The recent series on young adults and mental health in Georgia was an illuminating series that offered insight into a current problem as well as highlighting several community resources. What the series neglected to mention is how difficult it is to obtain services for those youth with chronic mental health conditions and the barriers the arise from the bureaucracy of insurance and a lack of psychiatric resources in Northeast Georgia. Sometimes it takes more than just one caring adult or a handful of therapy sessions to be on the path to true mental health wellness.

I have bipolar 2 disorder and I have a close family member battling a mental illness.

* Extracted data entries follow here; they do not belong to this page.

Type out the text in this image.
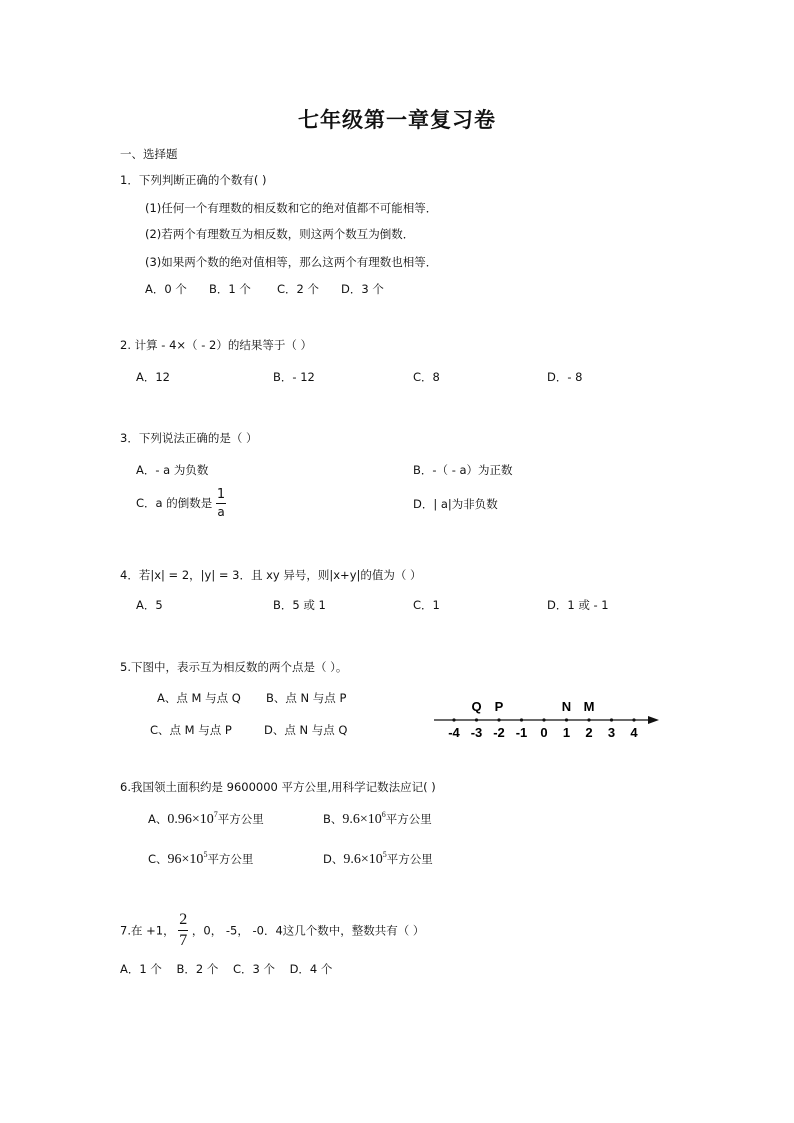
七年级第一章复习卷
一、选择题
1．下列判断正确的个数有( )
(1)任何一个有理数的相反数和它的绝对值都不可能相等．
(2)若两个有理数互为相反数，则这两个数互为倒数．
(3)如果两个数的绝对值相等，那么这两个有理数也相等．
A．0 个 B．1 个 C．2 个 D．3 个
2. 计算 - 4×（ - 2）的结果等于（ ）
A．12	B．- 12	C．8	D．- 8
3．下列说法正确的是（ ）
A．- a 为负数	B．-（ - a）为正数
C．a 的倒数是 $\frac{1}{a}$	D．| a|为非负数
4．若|x| = 2，|y| = 3．且 xy 异号，则|x+y|的值为（ ）
A．5	B．5 或 1	C．1	D．1 或 - 1
5.下图中，表示互为相反数的两个点是（ ）。
A、点 M 与点 Q B、点 N 与点 P
C、点 M 与点 P	D、点 N 与点 Q	-4 -3 -2 -1 0 1 2 3 4
Q P	N M
6.我国领土面积约是 9600000 平方公里,用科学记数法应记( )
A、$0.96\times 10^7$平方公里	B、$9.6\times 10^6$平方公里
C、$96\times 10^5$平方公里	D、$9.6\times 10^5$平方公里
7.在 +1， $\frac{2}{7}$ ，0， -5， -0．4这几个数中，整数共有（ ）
A．1 个    B．2 个    C．3 个    D．4 个
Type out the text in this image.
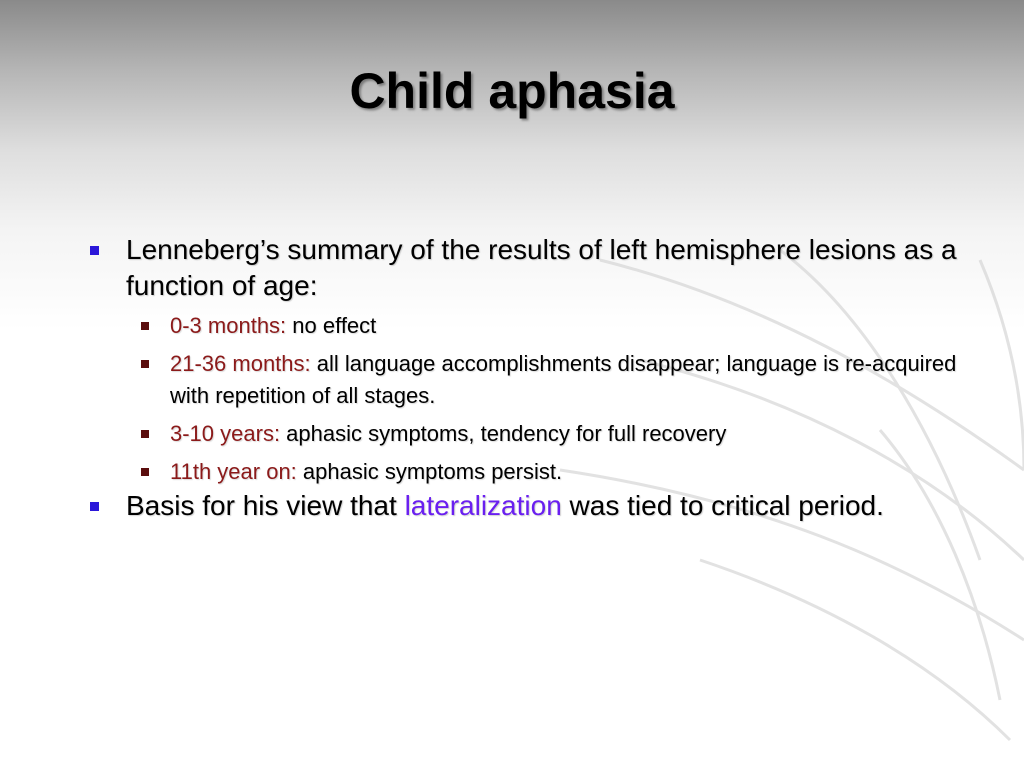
Child aphasia
Lenneberg’s summary of the results of left hemisphere lesions as a function of age:
0-3 months: no effect
21-36 months: all language accomplishments disappear; language is re-acquired with repetition of all stages.
3-10 years: aphasic symptoms, tendency for full recovery
11th year on: aphasic symptoms persist.
Basis for his view that lateralization was tied to critical period.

Her story is not mine to tell, but suffice it to say that cruel metrics insurance companies use to determine the “clinical need” for hospitalization is frightening. How many attempts? Were they “serious” attempts? How many days do we allow for treatment? What does “success” look like? 

In addition, there are arbitrary age groupings that do not keep up with science tells us about human development — e.g. the age of adulthood is 18, but according to the National Institute of Mental Health, the prefrontal cortex is not fully developed until the mid- to late 20s. An 18-year-old child is bumped to adult mental health services that are radically different from juvenile treatment centers, and that line in the sand can make for an unsettling experience.

There is also a lack of resources for those with chronic mental illnesses. There are currently no intensive outpatient programs for teens in our area, which is a much-needed bridge between outpatient, weekly talk therapy and inpatient hospitalization. It can take months to get an appointment with a psychiatrist, and in fact, going to the ER and being admitted to inpatient hospitalization is the quickest way to access a psychiatrist. If you have Medicaid or Peachcare, obtaining a therapist in Gainesville is almost impossible. There are limited therapists who are overworked and underpaid, and have long wait lists.

The local programs and initiatives are wonderful for getting baseline access to mental health care for our youth. However, until we address the systemic barriers to treatment for those with chronic mental health conditions, we are denying access for our most vulnerable youth.